Review: Thirteen Reasons Why by Jay Asher

February 3, 2013

Thirteen Reasons WhyTitle: Thirteen Reasons Why
Author: Jay Asher
Publisher: Razorbill
Publication Date: October 18, 2007

Genre: Young Adult Fiction
Rating: 4.5 of 5 
Amazon Goodreads
Clay Jensen returns home from school to find a package with his name on it. Inside he discovers several cassette tapes recorded by Hannah Baker - his classmate and crush - who committed suicide two weeks earlier.
Hannah's voice tells him that there are thirteen reasons why she decided to end her life. Clay is one of them. If he listens, he'll find out why.
Clay spends the night crisscrossing his town with Hannah as his guide. He becomes a firsthand witness to Hannah’s pain, and what he discovers changes his life... Forever.
Thirteen Reasons Why
is an unrelenting modern classic. It has won several awards and hit #1 on the New York Times bestseller list.
“You don’t know what goes on in anyone’s life but your own. And when you mess with one part of a person’s life, you’re not messing with just that part. Unfortunately, you can’t be that precise and selective. When you mess with one part of a person’s life, you’re messing with their entire life. Everything. . . affects everything.”
I’ll tell you this up front – Thirteen Reasons Why is dark and emotional, and deals with several heavy issues, few of which are taboo. Nevertheless, it is one of the best books around for young adults.

Hannah’s reasons, when taken apart and examined individually do not seem all that worthy of suicide. However, when they are put together, they create a devastatingly real snowball effect, which in the end, mows Hannah down.

Rumours, assault, betrayal, stalking and rape are few of the issues the book deals with. There is so much negativity, that after a point, you start suspecting every new character that props up. All that occurs in the book has become everyday instances in today's world, but when put together back-to-back, they pack quite a punch.

It all starts from something as simple as a kiss. A rumour. “A rumour based on a kiss ruined a memory that I hoped would be special. A rumour based on a kiss started a reputation that other people believed in and reacted to. And sometimes, a rumour based on a kiss has a snowball effect. A rumour, based on a kiss, is just the beginning.”

The author paints a lovely contrast, between Hannah’s false reputation, which starts in someone’ imagination, and Clay’s reputation, of a studious boy with an excellent image. Two very similar people, but one of them has a stellar reputation, while the other has a no-so-stellar one. Oh, the mysterious ways of the rumour mill.

Hannah is not the depressing character that we would expect. She is very likable, with a sardonic sense of humour. She goes through some very horrible experiences that are bound to leave any person scarred for life. But that’s what I would expect – being scarred for life – not suicide.

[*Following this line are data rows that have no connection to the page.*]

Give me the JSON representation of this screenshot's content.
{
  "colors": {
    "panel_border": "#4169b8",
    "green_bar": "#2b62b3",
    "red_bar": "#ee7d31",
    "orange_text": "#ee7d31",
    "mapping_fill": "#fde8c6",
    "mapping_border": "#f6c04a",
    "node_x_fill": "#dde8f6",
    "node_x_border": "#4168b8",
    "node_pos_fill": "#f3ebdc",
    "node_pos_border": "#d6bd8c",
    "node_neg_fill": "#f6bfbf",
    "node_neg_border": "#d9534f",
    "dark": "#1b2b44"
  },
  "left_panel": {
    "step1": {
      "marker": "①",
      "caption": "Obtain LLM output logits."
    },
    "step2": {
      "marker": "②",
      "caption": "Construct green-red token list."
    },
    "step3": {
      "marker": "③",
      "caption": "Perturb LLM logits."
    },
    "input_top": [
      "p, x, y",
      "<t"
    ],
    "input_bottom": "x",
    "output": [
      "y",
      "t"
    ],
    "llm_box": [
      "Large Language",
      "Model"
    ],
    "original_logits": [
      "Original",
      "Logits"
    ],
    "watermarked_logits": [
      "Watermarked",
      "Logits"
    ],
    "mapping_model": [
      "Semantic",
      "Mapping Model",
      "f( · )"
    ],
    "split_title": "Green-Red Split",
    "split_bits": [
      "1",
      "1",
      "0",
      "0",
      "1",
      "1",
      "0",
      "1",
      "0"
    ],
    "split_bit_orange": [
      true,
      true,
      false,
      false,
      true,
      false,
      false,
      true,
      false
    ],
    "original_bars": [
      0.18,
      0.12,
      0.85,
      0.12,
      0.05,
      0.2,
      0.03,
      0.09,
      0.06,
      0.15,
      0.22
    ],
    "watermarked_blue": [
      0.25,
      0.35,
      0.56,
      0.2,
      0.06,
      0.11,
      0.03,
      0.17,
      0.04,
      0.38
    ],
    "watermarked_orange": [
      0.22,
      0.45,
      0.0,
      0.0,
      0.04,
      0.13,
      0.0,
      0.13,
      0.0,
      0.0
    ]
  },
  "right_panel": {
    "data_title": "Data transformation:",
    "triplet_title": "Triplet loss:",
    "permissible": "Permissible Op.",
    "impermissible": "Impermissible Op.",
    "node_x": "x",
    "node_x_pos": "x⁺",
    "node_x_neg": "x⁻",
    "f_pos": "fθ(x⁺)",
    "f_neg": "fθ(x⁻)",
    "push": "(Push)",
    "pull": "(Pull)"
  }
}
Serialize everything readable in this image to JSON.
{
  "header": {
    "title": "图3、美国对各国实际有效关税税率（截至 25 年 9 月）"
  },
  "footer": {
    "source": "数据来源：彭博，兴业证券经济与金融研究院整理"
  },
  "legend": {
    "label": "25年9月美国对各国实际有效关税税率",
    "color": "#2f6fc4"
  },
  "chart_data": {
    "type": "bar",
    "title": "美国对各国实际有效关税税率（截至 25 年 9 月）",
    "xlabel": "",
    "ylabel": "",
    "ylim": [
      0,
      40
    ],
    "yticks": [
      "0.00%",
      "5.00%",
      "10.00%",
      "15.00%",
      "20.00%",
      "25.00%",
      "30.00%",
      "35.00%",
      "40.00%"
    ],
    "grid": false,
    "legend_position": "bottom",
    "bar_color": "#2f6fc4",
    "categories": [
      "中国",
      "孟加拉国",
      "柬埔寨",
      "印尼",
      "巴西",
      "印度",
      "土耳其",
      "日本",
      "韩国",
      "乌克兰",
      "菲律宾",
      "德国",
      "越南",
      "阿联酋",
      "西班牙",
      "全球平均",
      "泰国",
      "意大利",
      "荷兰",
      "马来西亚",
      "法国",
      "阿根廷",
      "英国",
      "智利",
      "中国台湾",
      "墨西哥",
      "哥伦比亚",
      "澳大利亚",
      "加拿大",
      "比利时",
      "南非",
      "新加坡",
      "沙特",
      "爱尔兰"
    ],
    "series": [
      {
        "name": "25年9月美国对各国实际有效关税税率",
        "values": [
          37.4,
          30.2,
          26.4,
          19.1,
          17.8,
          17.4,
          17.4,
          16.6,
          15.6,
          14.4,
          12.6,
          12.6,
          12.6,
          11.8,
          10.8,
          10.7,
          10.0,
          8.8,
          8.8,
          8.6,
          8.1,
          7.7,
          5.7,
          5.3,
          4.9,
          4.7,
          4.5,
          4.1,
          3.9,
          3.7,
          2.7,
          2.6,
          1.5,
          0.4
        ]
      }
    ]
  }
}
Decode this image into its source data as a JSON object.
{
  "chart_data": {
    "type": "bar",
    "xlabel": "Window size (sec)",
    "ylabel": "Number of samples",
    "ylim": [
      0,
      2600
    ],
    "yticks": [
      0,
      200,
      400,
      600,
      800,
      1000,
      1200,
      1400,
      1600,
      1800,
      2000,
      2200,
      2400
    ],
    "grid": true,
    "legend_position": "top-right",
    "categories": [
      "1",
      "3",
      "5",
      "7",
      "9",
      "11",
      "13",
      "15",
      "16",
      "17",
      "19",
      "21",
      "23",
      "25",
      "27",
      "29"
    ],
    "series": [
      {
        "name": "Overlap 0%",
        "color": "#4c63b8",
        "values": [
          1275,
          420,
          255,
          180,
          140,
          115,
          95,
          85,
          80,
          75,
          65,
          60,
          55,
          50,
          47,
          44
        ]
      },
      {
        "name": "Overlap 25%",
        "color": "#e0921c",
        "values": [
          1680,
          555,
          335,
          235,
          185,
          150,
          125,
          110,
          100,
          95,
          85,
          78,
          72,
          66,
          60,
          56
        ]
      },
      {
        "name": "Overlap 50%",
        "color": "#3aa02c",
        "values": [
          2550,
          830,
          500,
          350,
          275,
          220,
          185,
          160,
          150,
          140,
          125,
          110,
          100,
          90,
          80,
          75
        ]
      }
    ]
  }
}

There are some reasons which I felt were unwarranted and simply a case of being oversensitive. For instance, Courtney Crimsen, one of Hannah’s reasons, is a girl who everyone thinks is a darling, but in truth is a fake who only cares about presenting the perfect image. That, I felt was taking it a bit too far. People, especially young people, can be immense self-serving jerks. We all know that.

I think, after a point, Hannah became so depressed and psychologically messed up that she had her mind set on committing suicide and no longer wanted any help. It think that is how the snowball formed in the first place. She took all these actions too hard, and in her fragility, it pushed her over the edge. She, and in turn, we can almost precisely record her downward spiral.

I used the word ‘fragile’, but Hannah is also weak. She sees totally wrong things happening around her, and does nothing to stop it. And there are times when she can so easily fight back, but she is simply passive and takes it. Even rape. Or should I say ‘consensual’ rape? Because she said not one word, did not one thing to stop it. It was almost like she was looking for reasons to justify suicide.

But I will say one thing. Hannah owns up to her faults too. It was not simply a set of tapes in which she places blame. She accepts her part in taking the blame.This is not some impulsive decision, but well thought out and reasoned. She conscious of everything she is doing and its consequences. She admits that probably no one could have helped her. She says, “And that, more than anything else, is what this all comes down to. Me... giving up... on me.”

Thirteen Resons Why is a thought provoking book that really drives home the message for the average reader. But I wonder if, for those with suicidal thoughts, does it not condone suicide?

Thirteen Reason Why is an emotional roller coaster. The book puts you through an emotional wringer that gets you depressed, sad, thoughtful, angry, makes you cry, and, unexpectedly, even laugh! For such a complex subject, with its intricate reasoning, the author has done a remarkable job of keeping everything straight and not emotionally sluggish. With its face pace, and hard truths, Thirteen Reasons Why is a gritty, suspenseful thriller that I would recommend to anyone.


  1. I read this last month, and I very strongly agree that while it is dark it's a must read. For all ages

  2. i did not like this book at all :( but it seems like i'm the only one!

    1. Nah, you're not the only one. One of my friends didn't like it as well. She felt Hannah was playing a blame game.